Come sei riuscito a dare voce ad una donna che appartiene ad un periodo storico diverso dal tuo? «Non c’è una risposta razionale, siamo nel campo dell’arte e di un lavoro di lettura, di documentazione. Mi vengono in mente le parole di Conrad: “Come faccio a spiegare a mia moglie che se guardo fuori dalla finestra sto lavorando?” Ho dato voce ad una donna e sono stato il primo lettore della mia opera. Maria stessa mi ha utilizzato per scrivere la sua storia».
Hai visitato i luoghi che descrivi nel romanzo?
«Conosco bene quei posti, li ho visitati con un mio amico guida turistica, prima del lockdown. Sono dei luoghi ancora incontaminati, poco noti della Calabria.
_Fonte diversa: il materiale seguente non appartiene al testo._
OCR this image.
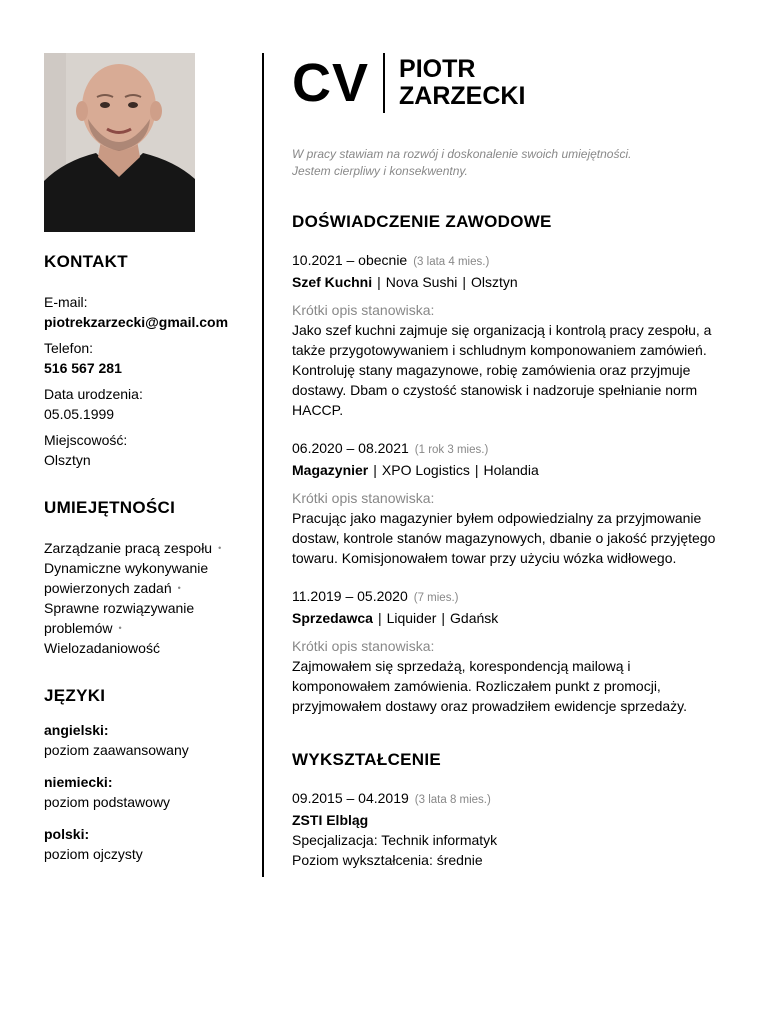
KONTAKT
E-mail:
piotrekzarzecki@gmail.com
Telefon:
516 567 281
Data urodzenia:
05.05.1999
Miejscowość:
Olsztyn
UMIEJĘTNOŚCI
Zarządzanie pracą zespołu •
Dynamiczne wykonywanie
powierzonych zadań •
Sprawne rozwiązywanie
problemów •
Wielozadaniowość
JĘZYKI
angielski:
poziom zaawansowany
niemiecki:
poziom podstawowy
polski:
poziom ojczysty
CV PIOTR
ZARZECKI
W pracy stawiam na rozwój i doskonalenie swoich umiejętności.
Jestem cierpliwy i konsekwentny.
DOŚWIADCZENIE ZAWODOWE
10.2021 – obecnie (3 lata 4 mies.)
Szef Kuchni | Nova Sushi | Olsztyn
Krótki opis stanowiska:
Jako szef kuchni zajmuje się organizacją i kontrolą pracy zespołu, a także przygotowywaniem i schludnym komponowaniem zamówień. Kontroluję stany magazynowe, robię zamówienia oraz przyjmuje dostawy. Dbam o czystość stanowisk i nadzoruje spełnianie norm HACCP.
06.2020 – 08.2021 (1 rok 3 mies.)
Magazynier | XPO Logistics | Holandia
Krótki opis stanowiska:
Pracując jako magazynier byłem odpowiedzialny za przyjmowanie dostaw, kontrole stanów magazynowych, dbanie o jakość przyjętego towaru. Komisjonowałem towar przy użyciu wózka widłowego.
11.2019 – 05.2020 (7 mies.)
Sprzedawca | Liquider | Gdańsk
Krótki opis stanowiska:
Zajmowałem się sprzedażą, korespondencją mailową i komponowałem zamówienia. Rozliczałem punkt z promocji, przyjmowałem dostawy oraz prowadziłem ewidencje sprzedaży.
WYKSZTAŁCENIE
09.2015 – 04.2019 (3 lata 8 mies.)
ZSTI Elbląg
Specjalizacja: Technik informatyk
Poziom wykształcenia: średnie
È un territorio magico, si sente una selvaggia magia».
Nel libro, oltre Maria, ci sono molte figure femminili. Ce ne vuoi parlare?
«Mi soffermerei su due in particolare: zia Terremoto e la maestra Donato che sono entrambe fondamentali per la crescita di Maria. Ciccilla fa fatica a staccarsi dall’immagine di sua madre, sempre pronta a piegare la testa, vista come una schiava che, come dire, ha abdicato la sua felicità di donna. Quando Maria va dalla zia comprende che c’è un altro modo di vivere . A suo modo la zia è già una rivoluzionaria: pesca e caccia di frodo e spigola il grano nelle terre demaniali. Maria sente che è libera e vuole diventarlo anche lei. La maestra poi le offre quegli strumenti culturali per comprendere il mondo attraverso la lettura. Maria sfida anche suo padre che le chiedeva: “Perché leggi cose da nobili, pazzi o moribondi?”. Penso che anche l’Italia abbia fatto lo stesso percorso culturale di Maria : da contadina analfabeta a operaia, dalla campagna alla città coltivando un’idea di liberazione. Durante il processo Maria dice una frase indimenticabile: “In verità illetterata non sono”».
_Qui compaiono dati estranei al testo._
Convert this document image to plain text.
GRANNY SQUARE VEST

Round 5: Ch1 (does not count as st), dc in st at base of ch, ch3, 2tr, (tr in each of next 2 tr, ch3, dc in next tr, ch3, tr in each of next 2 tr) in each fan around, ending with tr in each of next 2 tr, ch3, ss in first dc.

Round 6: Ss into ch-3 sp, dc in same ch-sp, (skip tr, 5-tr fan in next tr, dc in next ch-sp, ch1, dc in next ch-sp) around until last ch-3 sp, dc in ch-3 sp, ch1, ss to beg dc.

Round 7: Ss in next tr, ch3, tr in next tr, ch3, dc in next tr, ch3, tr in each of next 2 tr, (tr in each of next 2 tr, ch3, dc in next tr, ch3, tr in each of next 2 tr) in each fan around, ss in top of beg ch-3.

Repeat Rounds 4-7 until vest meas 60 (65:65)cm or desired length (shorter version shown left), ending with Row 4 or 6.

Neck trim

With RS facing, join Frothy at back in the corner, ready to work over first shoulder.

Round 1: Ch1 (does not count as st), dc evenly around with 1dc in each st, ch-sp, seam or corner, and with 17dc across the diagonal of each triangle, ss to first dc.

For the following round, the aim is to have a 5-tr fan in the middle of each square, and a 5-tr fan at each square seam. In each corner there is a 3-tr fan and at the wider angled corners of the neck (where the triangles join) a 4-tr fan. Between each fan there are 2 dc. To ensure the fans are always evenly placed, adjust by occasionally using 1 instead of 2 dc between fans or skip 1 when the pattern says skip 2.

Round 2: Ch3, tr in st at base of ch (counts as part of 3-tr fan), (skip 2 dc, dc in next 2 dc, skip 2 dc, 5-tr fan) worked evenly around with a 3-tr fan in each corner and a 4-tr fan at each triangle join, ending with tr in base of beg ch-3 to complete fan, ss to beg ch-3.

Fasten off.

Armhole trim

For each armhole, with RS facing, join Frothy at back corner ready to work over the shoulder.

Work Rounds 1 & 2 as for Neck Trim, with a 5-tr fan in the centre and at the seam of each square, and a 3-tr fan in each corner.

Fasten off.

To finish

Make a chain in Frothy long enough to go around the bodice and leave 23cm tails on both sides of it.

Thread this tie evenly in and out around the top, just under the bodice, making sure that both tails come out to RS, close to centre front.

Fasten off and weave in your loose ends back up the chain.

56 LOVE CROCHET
Il titolo del romanzo Italiana può avere diverse connotazioni. Quali?
«Sono consapevole di scrivere libri non facili che riguardano spesso il mondo in cui viviamo ma visto da altre angolazioni. Il titolo è scontato o è una provocazione? Non saprei. Penso alla famosa frase di Massimo d’Azeglio: “Abbiamo fatto l’Italia ,ora dobbiamo fare gli italiani”. C’è una complessità ad essere italiani che risiede proprio nella nostra identità nazionale».
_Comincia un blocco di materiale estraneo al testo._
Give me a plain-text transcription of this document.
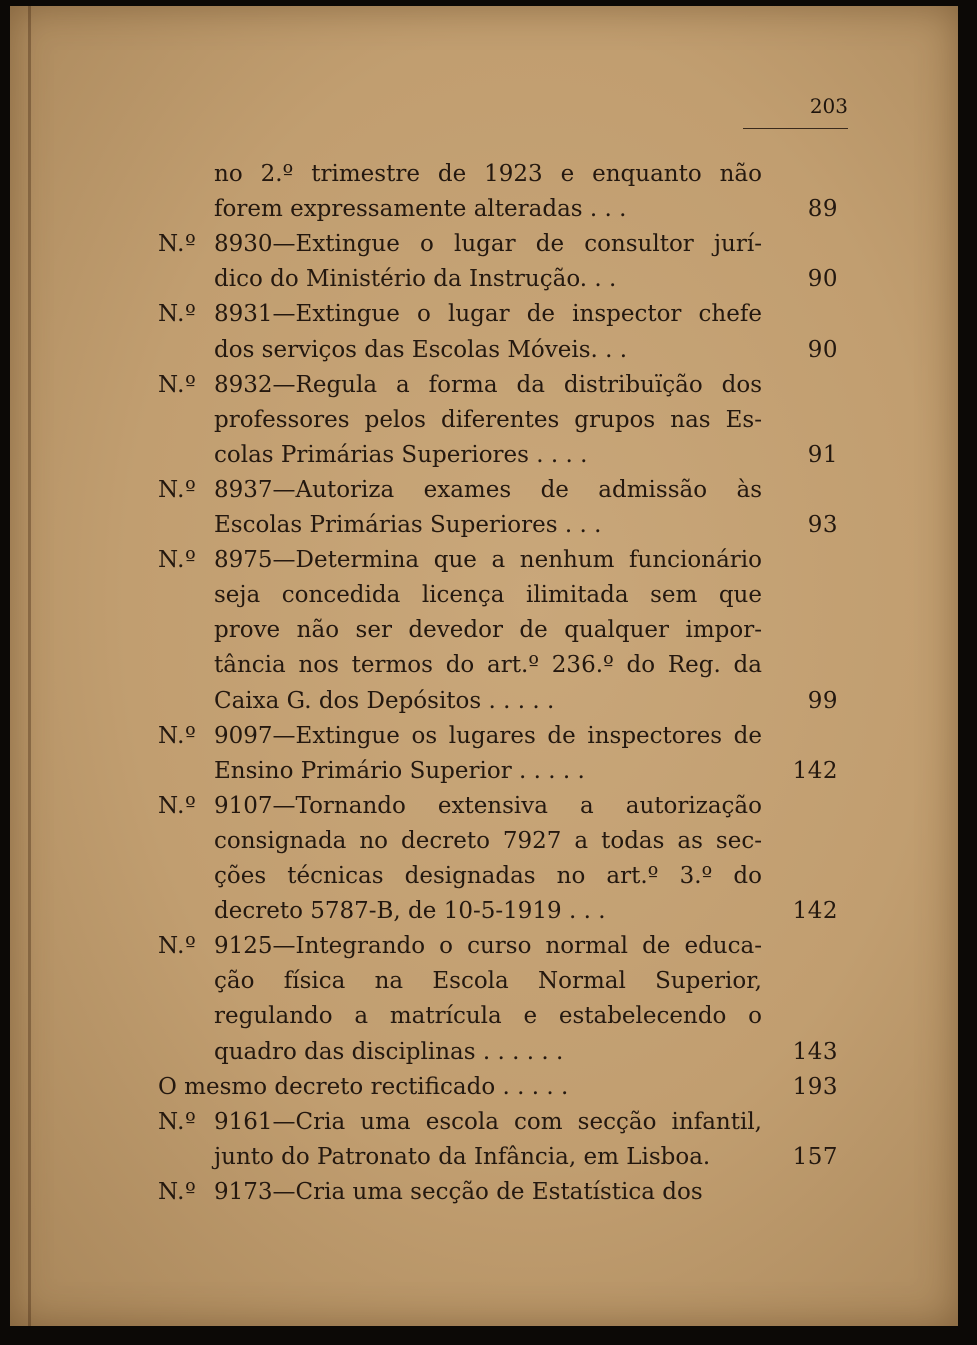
203
no 2.º trimestre de 1923 e enquanto não
forem expressamente alteradas . . .	89
N.º 8930—Extingue o lugar de consultor jurí-
dico do Ministério da Instrução. . .	90
N.º 8931—Extingue o lugar de inspector chefe
dos serviços das Escolas Móveis. . .	90
N.º 8932—Regula a forma da distribuïção dos
professores pelos diferentes grupos nas Es-
colas Primárias Superiores . . . .	91
N.º 8937—Autoriza exames de admissão às
Escolas Primárias Superiores . . .	93
N.º 8975—Determina que a nenhum funcionário
seja concedida licença ilimitada sem que
prove não ser devedor de qualquer impor-
tância nos termos do art.º 236.º do Reg. da
Caixa G. dos Depósitos . . . . .	99
N.º 9097—Extingue os lugares de inspectores de
Ensino Primário Superior . . . . .	142
N.º 9107—Tornando extensiva a autorização
consignada no decreto 7927 a todas as sec-
ções técnicas designadas no art.º 3.º do
decreto 5787-B, de 10-5-1919 . . .	142
N.º 9125—Integrando o curso normal de educa-
ção física na Escola Normal Superior,
regulando a matrícula e estabelecendo o
quadro das disciplinas . . . . . .	143
O mesmo decreto rectificado . . . . .	193
N.º 9161—Cria uma escola com secção infantil,
junto do Patronato da Infância, em Lisboa.	157
N.º 9173—Cria uma secção de Estatística dos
La storia di Maria Oliveiro è stata edulcorata?
«Non credo. Maria era una donna violenta e su questo non ci sono dubbi. Uccise la sorella Teresa in modo orribile, con 48 colpi di scure ed in presenza dei tre figli della donna. Tuttavia tutti i personaggi che compaiono nel romanzo hanno sfumature tra il bene e il male».
Maria ha un rapporto quasi simbiotico con la natura che la circonda: si commuove quando un larice deve essere abbattuto, una lupa che l’accompagna ulula alla Luna quando lei ha problemi con il marito Pietro. Nel libro c’è tanta poesia alla Mario Rigoni Stern.
«Si, è vero sono stato ispirato da Mario Rigoni Stern. La natura per Maria è il regno della salvezza e non la puoi tradire senza sentirti tradito».
Scriverai ancora sull’immigrazione?
«Non credo, l’ho già fatto in Non dirmi che hai paura e Il grande futuro».
Cosa abbandona Maria e cosa prende Ciccilla?
«Maria abbandona la paura soprattutto quella di non essere se stessa e la paura della libertà. In questo l’aiuta Pietro Monaco, suo marito, anche lui brigante, che le apre un mondo attraverso l’amore».